Both times, he was knocked out. Both times, he recovered, always returning to the role he relished: being the rock of the family.

He was a playful grandfather, up for any challenge, singing karaoke and rolling in the snow to entertain the children who loved him.

He loved his family,” Noble said. “They all wanted to be at papaw’s house.”

But five years ago, things began to change, as Horner experienced sudden episodes of silence.

His family would learn it was glioblastoma, an aggressive and deadly form of brain cancer. It was stage four by the time it was found.

For a brief moment, it looked like Horner might beat his brain cancer. His tumor shrunk and he got to ring the famous bell.

But the happy moment was short lived and soon after, Noble endured the pain of watching her father slip away.

She had one word to describe it: “horrible.”

On Jan. 6, 2022, a day before his 69th birthday, Randall Horner passed away.

In the battle against brain cancer, his daughter had all but forgotten about her dad’s earlier brain injuries, never suspecting there could be a connection.

Horner didn’t serve in the military, but new military research could provide insight that could save others like him.
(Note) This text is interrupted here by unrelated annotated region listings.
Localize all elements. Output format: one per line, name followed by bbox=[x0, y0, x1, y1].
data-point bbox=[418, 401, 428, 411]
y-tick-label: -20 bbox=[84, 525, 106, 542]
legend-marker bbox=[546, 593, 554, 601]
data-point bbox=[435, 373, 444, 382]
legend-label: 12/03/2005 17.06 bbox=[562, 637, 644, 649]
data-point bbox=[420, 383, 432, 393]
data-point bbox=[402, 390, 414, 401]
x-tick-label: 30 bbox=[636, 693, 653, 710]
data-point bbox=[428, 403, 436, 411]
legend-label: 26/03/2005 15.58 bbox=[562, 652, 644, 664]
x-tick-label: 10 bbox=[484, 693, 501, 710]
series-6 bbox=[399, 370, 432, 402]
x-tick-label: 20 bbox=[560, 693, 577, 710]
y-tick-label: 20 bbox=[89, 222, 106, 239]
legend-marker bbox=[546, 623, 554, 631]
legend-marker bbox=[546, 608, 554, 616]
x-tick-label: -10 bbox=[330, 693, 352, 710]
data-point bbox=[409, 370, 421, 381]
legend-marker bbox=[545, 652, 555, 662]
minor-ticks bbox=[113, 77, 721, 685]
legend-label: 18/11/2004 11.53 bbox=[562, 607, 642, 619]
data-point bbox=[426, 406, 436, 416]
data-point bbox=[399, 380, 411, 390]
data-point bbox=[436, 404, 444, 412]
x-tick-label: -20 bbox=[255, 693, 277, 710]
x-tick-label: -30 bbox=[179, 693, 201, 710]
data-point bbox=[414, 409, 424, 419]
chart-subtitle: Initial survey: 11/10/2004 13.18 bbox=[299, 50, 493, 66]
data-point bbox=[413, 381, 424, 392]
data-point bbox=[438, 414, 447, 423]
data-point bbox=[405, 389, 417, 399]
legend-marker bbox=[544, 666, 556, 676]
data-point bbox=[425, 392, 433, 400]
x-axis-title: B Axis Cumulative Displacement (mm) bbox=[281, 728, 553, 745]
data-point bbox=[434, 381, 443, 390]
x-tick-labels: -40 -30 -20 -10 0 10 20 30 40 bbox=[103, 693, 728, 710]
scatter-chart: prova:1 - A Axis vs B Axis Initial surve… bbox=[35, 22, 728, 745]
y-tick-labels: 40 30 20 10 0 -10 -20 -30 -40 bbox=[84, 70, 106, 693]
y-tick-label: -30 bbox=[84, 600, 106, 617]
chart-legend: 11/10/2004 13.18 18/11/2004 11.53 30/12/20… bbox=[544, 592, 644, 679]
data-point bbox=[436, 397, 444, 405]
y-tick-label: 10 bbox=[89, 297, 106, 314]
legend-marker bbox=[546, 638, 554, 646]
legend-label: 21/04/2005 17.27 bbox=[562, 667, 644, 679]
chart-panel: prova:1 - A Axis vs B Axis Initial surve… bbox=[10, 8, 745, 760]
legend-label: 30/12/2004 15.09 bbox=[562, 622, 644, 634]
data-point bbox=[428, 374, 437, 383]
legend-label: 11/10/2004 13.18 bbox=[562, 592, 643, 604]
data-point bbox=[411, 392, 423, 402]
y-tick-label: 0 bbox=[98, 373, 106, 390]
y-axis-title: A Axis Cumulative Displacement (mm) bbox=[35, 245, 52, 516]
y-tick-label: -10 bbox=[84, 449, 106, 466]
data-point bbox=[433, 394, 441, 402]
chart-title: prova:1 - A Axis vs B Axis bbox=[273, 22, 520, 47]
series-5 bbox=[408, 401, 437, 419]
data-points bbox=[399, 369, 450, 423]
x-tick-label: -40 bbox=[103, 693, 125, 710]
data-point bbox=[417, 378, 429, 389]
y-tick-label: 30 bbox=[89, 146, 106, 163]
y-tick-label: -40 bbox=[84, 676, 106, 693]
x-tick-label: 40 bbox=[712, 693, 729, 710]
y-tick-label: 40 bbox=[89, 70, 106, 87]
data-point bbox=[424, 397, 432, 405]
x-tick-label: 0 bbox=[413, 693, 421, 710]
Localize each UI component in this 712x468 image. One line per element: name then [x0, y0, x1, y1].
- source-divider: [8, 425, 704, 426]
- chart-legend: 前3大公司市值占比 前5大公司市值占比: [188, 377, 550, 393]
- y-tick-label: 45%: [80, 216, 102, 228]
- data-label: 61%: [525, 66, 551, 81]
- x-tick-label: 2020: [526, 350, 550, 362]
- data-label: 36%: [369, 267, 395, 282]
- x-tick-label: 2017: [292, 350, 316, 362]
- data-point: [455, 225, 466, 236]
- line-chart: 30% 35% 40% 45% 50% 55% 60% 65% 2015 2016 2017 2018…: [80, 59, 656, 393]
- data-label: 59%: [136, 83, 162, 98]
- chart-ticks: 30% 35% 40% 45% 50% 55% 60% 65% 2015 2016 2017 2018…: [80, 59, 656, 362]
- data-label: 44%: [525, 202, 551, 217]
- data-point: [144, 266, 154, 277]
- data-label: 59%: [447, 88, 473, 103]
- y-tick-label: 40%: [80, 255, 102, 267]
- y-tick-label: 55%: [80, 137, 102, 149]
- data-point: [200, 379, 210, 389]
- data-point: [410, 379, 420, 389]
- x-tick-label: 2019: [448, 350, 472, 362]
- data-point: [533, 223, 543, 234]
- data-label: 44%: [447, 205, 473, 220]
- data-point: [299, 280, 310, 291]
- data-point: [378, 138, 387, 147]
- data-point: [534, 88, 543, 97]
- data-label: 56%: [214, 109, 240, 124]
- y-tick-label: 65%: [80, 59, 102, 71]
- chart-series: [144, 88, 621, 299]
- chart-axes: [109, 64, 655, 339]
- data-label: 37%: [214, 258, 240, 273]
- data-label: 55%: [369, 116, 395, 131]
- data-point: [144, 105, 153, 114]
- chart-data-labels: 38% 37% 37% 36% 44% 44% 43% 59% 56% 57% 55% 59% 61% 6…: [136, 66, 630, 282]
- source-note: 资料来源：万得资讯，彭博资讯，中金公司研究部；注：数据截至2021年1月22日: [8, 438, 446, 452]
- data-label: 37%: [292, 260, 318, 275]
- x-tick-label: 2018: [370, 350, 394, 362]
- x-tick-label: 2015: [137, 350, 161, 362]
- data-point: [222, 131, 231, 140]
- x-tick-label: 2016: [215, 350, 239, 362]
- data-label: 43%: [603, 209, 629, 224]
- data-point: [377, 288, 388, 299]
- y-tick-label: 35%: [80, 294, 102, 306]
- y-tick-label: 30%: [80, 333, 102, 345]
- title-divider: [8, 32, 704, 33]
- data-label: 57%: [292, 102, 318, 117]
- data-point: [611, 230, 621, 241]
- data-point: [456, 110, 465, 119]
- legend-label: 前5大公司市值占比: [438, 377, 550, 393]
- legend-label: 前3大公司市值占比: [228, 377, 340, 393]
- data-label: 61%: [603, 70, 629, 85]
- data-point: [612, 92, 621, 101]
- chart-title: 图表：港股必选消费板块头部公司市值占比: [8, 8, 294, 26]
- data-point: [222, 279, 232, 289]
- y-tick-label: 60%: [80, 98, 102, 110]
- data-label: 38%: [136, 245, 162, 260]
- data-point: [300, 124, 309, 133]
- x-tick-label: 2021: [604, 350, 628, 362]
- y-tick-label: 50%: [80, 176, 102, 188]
Dr. Ian Stewart, an Air Force Colonel, saved lots of wounded troops while deployed as an ICU physician to Bagram in Afghanistan in 2012 and 2013. He wondered about the long-term impacts of the injuries they survived.

After a call from a colleague, he started looking at a potential connection between traumatic brain injuries, or TBIs, and brain cancer.

“He had seen a couple of special operations members, he knew they had several TBIs, and then they both had brain cancer,” Col. Stewart said. “He asked me, ‘Is there any way we could look at this?'”

So, he did.

He tracked scans that revealed glioblastoma tumors near the sites of previous head traumas in servicemembers.

When Col. Stewart began analyzing the military medical data of nearly two million veterans and active servicemembers, he said he discovered a real connection between severe traumatic brain injuries and brain cancer.

“Patients with moderate to severe traumatic brain injury had a 90% increase in their risk of brain cancer,” Col. Stewart said. “And patients with penetrating injury, they had an over threefold rise in their risk of brain cancer.”

He published his findings last year, the first-ever veteran cohort study connecting severe brain injuries and brain cancer, including glioblastoma, which is the third leading cause of cancer deaths among servicemembers, and the same kind that claimed Noble’s dad.

Mild TBIs were not associated with an increased risk.

While more research is needed, Col. Stewart is confident he’s made a breakthrough in understanding how some brain cancers may begin with significant injuries in some cases.

I think what we’re really discovering is that, yes, that may happen at that one point in time, but it could potentially change the subsequent course of your life,” Col. Stewart said.

It’s the first step of many, with the ultimate goal of understanding the risk more completely, and developing interventions that can save lives.

Every single one of these young men and women volunteered to serve their country, and in the course of that service, they sustained a TBI,” said Col. Stewart. “It’s imperative on us in the research community to do everything we can to make sure that these people live long, healthy and happy lives.”

We showed Dodi Noble the study.

“I wish we would have known,” she said.

Had she known, Noble said, her dad’s glioblastoma might have been spotted early enough to save him.

She said that with the information she now has, she’d offer advice for people who suffered a serious TBI.

“I would think they should get checked periodically,” she said.

While Col. Stewart’s discovery could provide a real breakthrough in understanding what causes brain cancers to form, much more research is needed before we know for sure whether severe TBI plays a real role. We’ll continue to track it.